1. Several people have said how they felt shocked to read that only females in their 30's will be attending the discussion group. This is an error on behalf of the reporter. (I don't think journalists are very good at the game of 'Chinese whispers', as we call it in the UK.) The reporter rang me up and asked me various questions about the nature of the discussion group, its purpose and what kind of people I expect to see there. I told him that two of my friends, who are both in their 30's and female, are going. I said that I expect there to be more women than men, as is usually the case at such events. I went on to say that it's a fact that men find it more difficult to talk about their feelings than women do. They find it harder to open up. Men see it as a sign of weakness, whereas women gain strength from their ability to be open and share.

What I didn't say was that there are only women attending the event. It just so happens that a few men who have registered for the first discussion group.

A friend of mine saw the article and said, 'I didn't know you was setting up a cafe' . . . which brings me onto my next point:

2. A Death Cafe is not a cafe.

I'm not sure who came up with the name "Death Cafe" but it's misleading. It sounds macabre and grim and quite gothic. It's not their fault, it's the thousands of years of badmouthing death that is to blame. The word death brings with it so many negative connotations, so it's no surprise that "Death Cafe" sounds like a mass suicide pact just after a skinny latte and a blueberry muffin . . . Great!

I prefer to call it Talk About Dying - abbreviated to TAD. This way, the venue (which, surprisingly, is usually a cafe) won't be projected as being frightening and eerie.
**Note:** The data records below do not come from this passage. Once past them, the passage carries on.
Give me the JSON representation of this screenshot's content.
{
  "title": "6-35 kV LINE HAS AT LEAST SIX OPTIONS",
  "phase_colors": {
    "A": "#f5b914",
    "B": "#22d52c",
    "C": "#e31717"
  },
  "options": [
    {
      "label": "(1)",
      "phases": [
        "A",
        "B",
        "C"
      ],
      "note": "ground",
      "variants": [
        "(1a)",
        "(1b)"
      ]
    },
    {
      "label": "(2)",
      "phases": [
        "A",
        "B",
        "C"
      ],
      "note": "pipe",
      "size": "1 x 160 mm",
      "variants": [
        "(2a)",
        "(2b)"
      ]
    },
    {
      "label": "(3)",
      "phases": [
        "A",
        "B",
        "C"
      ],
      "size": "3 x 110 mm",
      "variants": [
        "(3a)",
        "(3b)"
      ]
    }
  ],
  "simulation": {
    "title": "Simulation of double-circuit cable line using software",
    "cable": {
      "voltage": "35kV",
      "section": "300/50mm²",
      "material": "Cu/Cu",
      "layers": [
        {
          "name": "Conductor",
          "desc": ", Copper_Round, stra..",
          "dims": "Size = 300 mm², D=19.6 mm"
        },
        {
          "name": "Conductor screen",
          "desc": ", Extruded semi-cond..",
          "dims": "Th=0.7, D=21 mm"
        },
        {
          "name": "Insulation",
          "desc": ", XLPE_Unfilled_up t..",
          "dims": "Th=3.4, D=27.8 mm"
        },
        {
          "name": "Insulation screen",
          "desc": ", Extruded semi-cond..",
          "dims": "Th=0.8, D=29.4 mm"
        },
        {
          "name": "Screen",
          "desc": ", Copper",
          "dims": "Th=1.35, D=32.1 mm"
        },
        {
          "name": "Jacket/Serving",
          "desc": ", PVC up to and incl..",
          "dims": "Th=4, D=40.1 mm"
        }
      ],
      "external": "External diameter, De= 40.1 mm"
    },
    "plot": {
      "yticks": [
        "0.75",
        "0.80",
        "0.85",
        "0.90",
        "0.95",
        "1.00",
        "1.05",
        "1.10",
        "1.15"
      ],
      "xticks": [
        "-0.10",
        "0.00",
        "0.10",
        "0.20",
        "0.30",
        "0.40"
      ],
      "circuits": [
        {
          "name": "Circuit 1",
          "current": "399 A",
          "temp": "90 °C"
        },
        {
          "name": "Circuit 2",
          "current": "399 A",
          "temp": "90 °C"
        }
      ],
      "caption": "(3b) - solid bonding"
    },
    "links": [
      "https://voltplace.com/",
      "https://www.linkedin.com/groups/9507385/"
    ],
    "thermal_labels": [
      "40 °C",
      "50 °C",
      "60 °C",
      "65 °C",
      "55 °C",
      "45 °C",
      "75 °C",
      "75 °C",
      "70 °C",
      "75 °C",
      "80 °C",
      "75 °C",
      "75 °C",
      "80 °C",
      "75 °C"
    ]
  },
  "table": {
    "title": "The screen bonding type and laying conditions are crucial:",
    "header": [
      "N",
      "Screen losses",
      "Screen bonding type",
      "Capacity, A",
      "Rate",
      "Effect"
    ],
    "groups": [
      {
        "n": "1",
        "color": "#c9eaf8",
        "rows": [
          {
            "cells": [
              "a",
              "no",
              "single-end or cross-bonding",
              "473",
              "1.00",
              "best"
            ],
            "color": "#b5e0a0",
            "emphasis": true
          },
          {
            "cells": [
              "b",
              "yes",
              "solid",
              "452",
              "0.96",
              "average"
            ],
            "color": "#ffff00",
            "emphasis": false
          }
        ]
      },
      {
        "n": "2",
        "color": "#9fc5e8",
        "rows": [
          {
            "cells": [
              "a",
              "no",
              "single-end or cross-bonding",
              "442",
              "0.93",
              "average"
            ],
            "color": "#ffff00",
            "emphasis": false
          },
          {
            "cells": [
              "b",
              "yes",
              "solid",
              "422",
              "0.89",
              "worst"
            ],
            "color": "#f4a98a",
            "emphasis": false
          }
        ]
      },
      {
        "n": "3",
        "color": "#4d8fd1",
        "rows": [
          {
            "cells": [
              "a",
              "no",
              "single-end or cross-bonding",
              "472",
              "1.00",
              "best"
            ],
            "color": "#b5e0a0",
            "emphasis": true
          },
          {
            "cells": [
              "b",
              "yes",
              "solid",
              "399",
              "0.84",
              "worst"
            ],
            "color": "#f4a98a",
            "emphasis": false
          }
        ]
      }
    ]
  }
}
The article got shared nearly 300 times, which goes to show how many people are interested in shining some light on this taboo topic.

A few jokes popped up which made me laugh. Somebody said that they had been to a Death Cafe the other week but it was dead.

This one made me laugh the most, though: I went to one last week but there was coffin all the way through it.

Brilliant.

So, let me conclude:

  • Everybody is welcome at a Death Cafe discussion group. You can be male, female, both or neither (?) Everybody dies, Everybody's welcome (that should be the slogan).
  • A Death Cafe is not a cafe. It's a discussion group to discuss all things related to death and dying. Renaming it to TAD (Talk about Dying/Death) might be a very wise move. It certainly helps clarify things.
  • Joking about death and dying can be funny at times, but it can also be a great way to mask our fear.